Dr. Giles NelsonAfter encountering the latest Wall Street film ‘Money Never Sleeps’ earlier this week, it’s apparent that it's not just the then-brick-sized mobile phones that have changed since the 1987 installment.

The movie opens with Gordon Gekko, the man who so famously stated, “greed is good” in the first film, being released from jail. It’s a comical scene contrasting the technology of the ’80s to the tech of today, as the guard returns Gekko’s bulky mobile phone. Gekko is released into a world where the nature of how the financial world is run has completely changed. However, it was only after recently revisiting the original movie, you come to realise just how much advances in technology has fundamentally changed the way in which the trading floor environment operates.

Take High frequency trading (HFT), the use of technology to monitor and submit orders to markets extremely quickly, which has been receiving a lot of bad press recently and is sometimes described as “abusive”. It is no more abusive than two traders making trades using only the telephone, as was the case in a scene from the original Wall Street film.

Yes, it can be used for rogue trading by the likes of Gekko, but so can any other technology. Technology itself is morally neutral. Similarly, algorithmic trading is also seen by some as an industry curse. Credit Suisse has been fined this year by an exchange after its algorithmic trading system went out of control and bombarded the exchange with hundreds of thousands of erroneous orders. However, this wasn’t a deliberate attempt to manipulate the market. It was a mistake, albeit a careless one.
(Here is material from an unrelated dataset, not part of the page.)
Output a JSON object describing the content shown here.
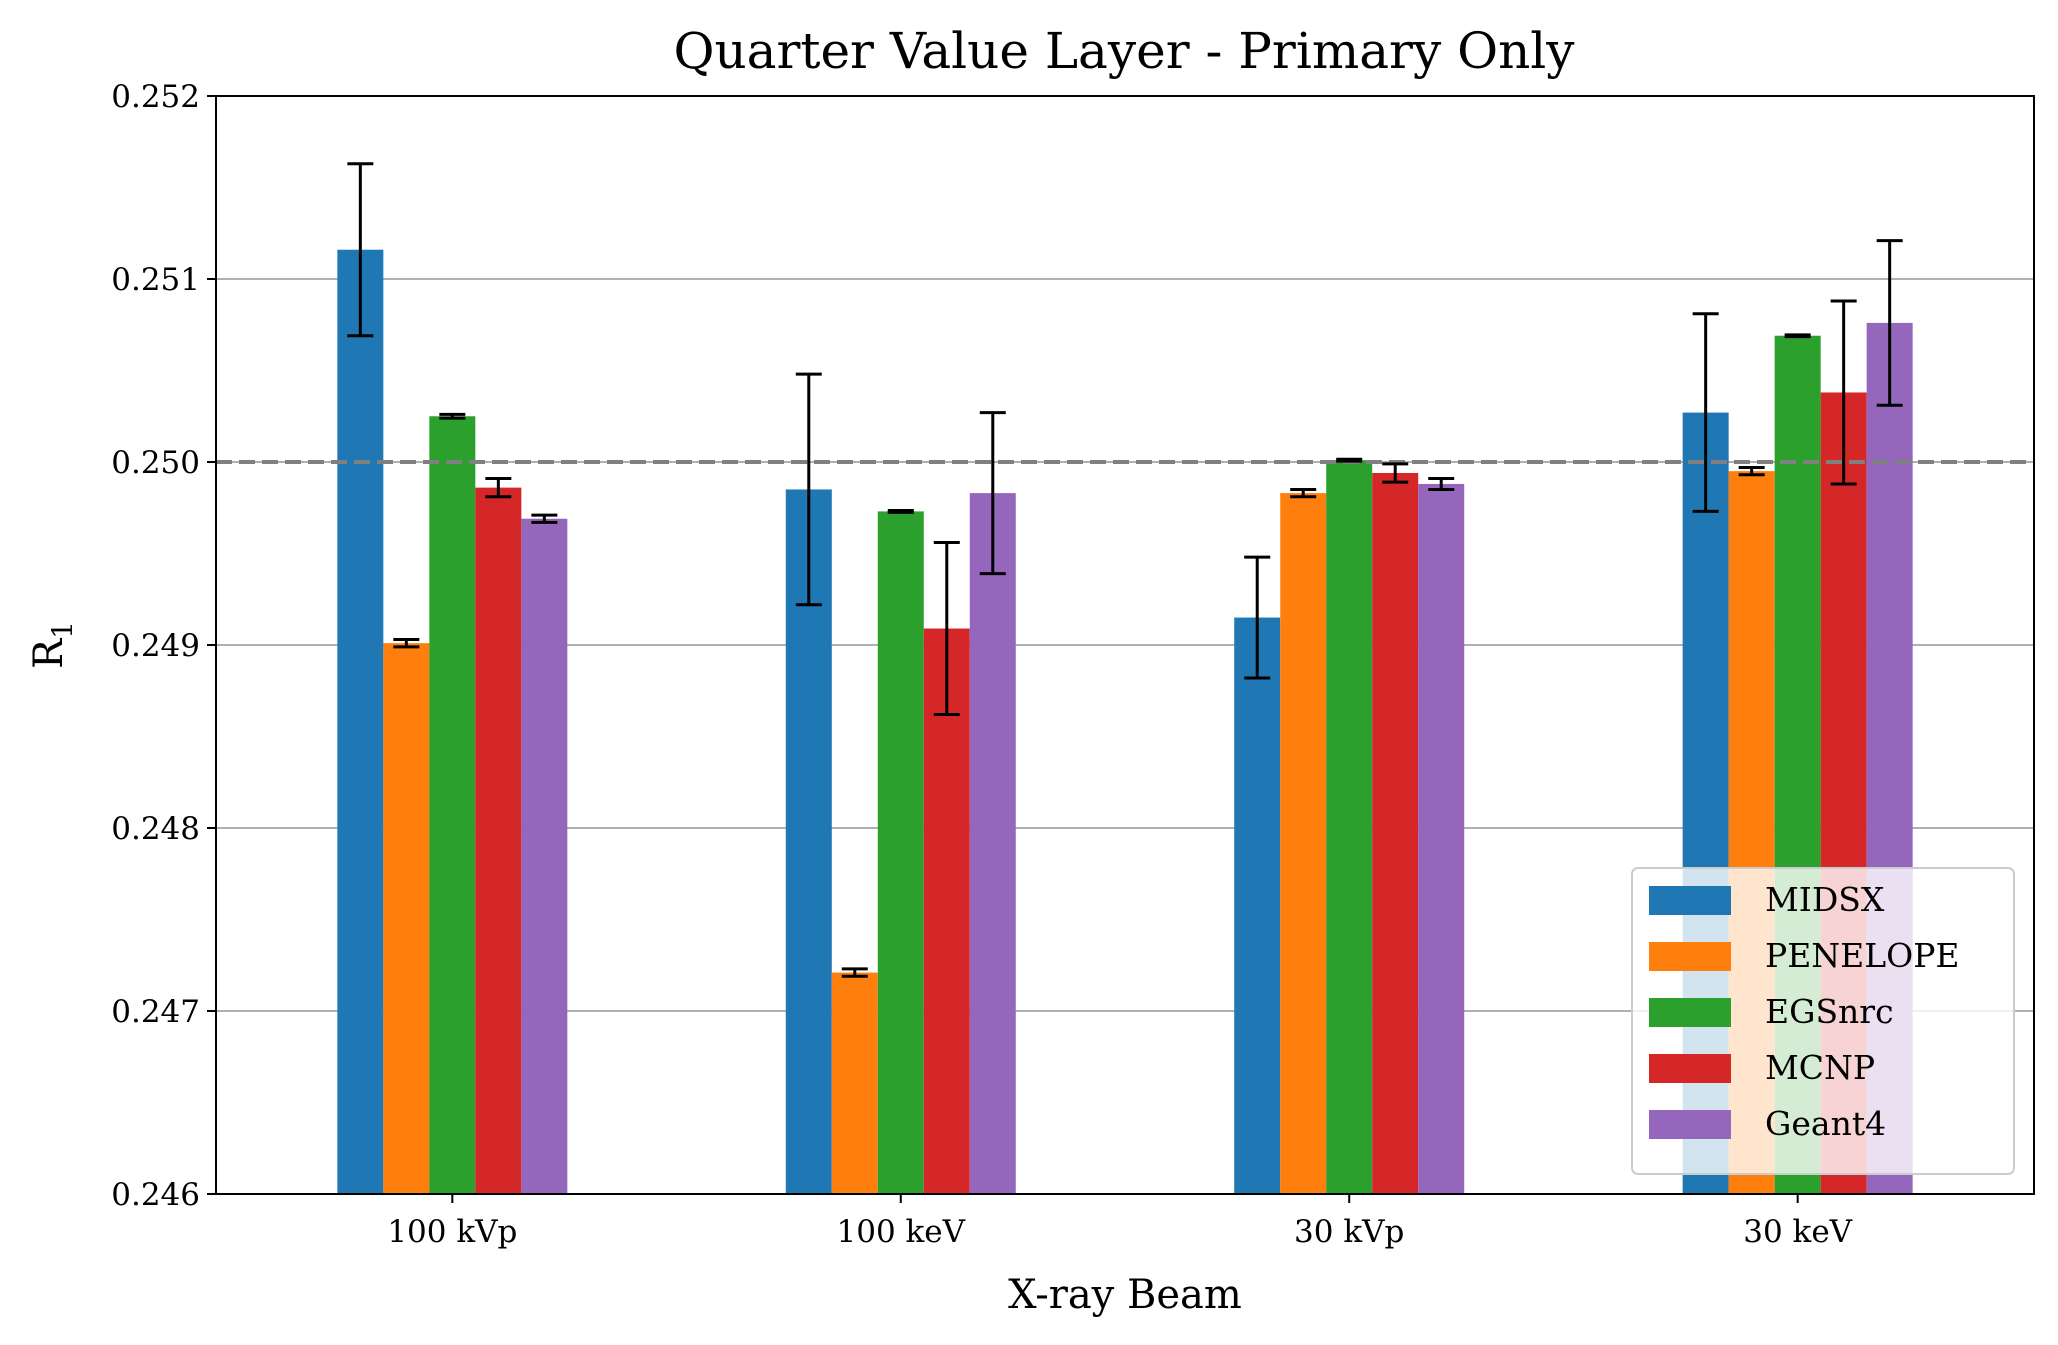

There just weren’t proper controls in place to protect the market from what, ultimately, was human error – the algorithms hadn’t been tested sufficiently.

There is no doubting that technology has generated enormous benefits for trading – greater efficiencies, more market liquidity, tighter spreads and better prices for all. To lose these benefits because of perception would be very dangerous. Having said this, technology has also made the markets faster and more complex. Therefore, all market participants need to up their game by deploying modern day monitoring capabilities to spot trading anomalies to help capture the next generation Gekkos.